The government is not surprisingly taking advantage of the freely offered data and sifting through it. This is not a problem or issue for most people. What is a problem is, as Cho reports, since launching the Transparency Report,  “government demands for user data have increased steadily”. In other words, the federal government has become more and more active in monitoring public activity, especially digital activity. It has also been actively requesting more and more information be removed from public consumption by deleting the information from search engines.

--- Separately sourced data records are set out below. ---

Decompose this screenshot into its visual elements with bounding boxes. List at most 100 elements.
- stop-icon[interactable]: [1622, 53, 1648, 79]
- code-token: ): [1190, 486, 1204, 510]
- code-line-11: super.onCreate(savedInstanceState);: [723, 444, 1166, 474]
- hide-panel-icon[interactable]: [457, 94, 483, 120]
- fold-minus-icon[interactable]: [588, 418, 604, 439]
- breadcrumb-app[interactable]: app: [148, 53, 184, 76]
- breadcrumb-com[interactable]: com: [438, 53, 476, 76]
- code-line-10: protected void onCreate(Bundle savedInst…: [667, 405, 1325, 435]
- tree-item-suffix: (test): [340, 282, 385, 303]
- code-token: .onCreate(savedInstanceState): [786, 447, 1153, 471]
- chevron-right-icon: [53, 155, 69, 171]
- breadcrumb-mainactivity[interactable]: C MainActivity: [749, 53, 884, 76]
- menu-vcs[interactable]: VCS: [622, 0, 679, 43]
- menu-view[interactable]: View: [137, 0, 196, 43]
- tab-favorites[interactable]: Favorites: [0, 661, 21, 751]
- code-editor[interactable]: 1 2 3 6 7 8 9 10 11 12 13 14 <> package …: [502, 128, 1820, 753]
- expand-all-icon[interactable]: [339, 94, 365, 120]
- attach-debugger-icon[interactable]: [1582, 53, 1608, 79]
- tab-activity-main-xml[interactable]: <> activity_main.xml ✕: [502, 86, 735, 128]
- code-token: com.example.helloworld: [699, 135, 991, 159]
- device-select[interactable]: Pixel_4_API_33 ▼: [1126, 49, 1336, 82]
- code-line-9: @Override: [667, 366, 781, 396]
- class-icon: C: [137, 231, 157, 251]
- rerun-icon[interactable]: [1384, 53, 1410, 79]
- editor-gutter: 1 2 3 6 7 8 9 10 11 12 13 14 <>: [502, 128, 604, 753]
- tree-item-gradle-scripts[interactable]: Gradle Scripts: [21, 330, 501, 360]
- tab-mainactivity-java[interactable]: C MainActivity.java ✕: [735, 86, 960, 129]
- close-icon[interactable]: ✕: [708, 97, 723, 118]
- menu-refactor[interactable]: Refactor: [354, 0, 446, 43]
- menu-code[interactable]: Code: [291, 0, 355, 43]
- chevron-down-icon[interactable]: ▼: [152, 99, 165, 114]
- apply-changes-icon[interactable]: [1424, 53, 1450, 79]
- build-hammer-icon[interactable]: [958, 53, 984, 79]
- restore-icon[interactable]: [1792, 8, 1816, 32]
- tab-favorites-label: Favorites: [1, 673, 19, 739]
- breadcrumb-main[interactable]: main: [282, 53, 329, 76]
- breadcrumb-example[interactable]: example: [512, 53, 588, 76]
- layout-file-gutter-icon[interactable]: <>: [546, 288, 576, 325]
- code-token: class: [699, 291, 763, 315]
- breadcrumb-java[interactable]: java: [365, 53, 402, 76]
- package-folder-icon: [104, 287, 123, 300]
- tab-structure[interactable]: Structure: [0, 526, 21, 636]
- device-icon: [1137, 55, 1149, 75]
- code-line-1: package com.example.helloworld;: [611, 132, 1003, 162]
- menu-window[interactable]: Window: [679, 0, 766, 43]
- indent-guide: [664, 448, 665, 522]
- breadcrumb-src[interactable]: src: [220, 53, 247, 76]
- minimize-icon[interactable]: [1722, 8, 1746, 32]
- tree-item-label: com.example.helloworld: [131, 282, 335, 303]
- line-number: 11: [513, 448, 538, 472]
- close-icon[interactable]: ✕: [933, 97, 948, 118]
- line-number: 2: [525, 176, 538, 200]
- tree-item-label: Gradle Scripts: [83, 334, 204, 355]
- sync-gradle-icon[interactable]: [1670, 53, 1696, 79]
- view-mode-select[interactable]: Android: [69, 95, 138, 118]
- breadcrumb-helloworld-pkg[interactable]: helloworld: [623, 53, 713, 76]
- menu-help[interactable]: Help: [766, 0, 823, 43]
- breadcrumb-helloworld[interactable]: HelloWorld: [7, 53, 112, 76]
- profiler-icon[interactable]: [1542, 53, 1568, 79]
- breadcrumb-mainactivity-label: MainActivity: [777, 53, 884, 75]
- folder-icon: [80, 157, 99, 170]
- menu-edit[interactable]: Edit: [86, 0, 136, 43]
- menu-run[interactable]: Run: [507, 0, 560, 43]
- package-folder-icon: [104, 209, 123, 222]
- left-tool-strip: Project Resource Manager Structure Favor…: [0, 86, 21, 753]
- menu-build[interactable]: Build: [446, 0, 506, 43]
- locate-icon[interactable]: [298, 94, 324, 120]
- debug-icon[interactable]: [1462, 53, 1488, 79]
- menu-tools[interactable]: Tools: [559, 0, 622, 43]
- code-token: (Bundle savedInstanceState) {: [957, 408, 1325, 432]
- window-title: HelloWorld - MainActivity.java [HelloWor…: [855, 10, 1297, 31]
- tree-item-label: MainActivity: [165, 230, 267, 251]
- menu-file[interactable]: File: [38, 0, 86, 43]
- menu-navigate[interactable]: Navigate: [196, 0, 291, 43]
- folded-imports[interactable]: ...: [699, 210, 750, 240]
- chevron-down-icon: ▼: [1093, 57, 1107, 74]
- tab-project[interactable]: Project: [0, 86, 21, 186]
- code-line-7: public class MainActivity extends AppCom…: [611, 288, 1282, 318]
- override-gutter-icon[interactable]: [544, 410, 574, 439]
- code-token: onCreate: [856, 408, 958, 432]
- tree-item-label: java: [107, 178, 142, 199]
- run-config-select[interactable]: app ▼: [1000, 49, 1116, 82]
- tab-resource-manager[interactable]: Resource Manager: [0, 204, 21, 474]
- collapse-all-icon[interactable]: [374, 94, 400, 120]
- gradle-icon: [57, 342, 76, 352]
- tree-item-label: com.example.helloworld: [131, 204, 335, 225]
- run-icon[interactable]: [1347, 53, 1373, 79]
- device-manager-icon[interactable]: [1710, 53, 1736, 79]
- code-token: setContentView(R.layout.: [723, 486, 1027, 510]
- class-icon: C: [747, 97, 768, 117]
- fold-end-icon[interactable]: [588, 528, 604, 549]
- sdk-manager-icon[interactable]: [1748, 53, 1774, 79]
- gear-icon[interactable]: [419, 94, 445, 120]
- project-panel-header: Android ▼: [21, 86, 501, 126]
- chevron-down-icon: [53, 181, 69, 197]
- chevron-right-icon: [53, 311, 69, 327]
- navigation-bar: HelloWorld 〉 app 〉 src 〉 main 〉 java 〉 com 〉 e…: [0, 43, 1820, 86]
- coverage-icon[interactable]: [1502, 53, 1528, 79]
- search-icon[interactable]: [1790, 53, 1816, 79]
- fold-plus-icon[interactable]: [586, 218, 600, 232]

Some feel this is surveillance is necessary for the security. Those on the opposing side feel one gives up security at the cost of personal liberty and freedom. There is a very careful balance between the two which has to be walked by those with the power of both security and liberty. It is up to us, the people, who have the final say to bless or “curse” the decisions made by those we put in those positions of power.

Uncontrolled or unmonitored guardians of the national security will eventually succumb to the temptation of its power. The price of the public’s freedom from government tyranny is eternal vigilance. We must all do our part and speak up when we feel the balance between security and liberty has been crossed. From the report Google is keeping, it sounds like the line could have some toes on it.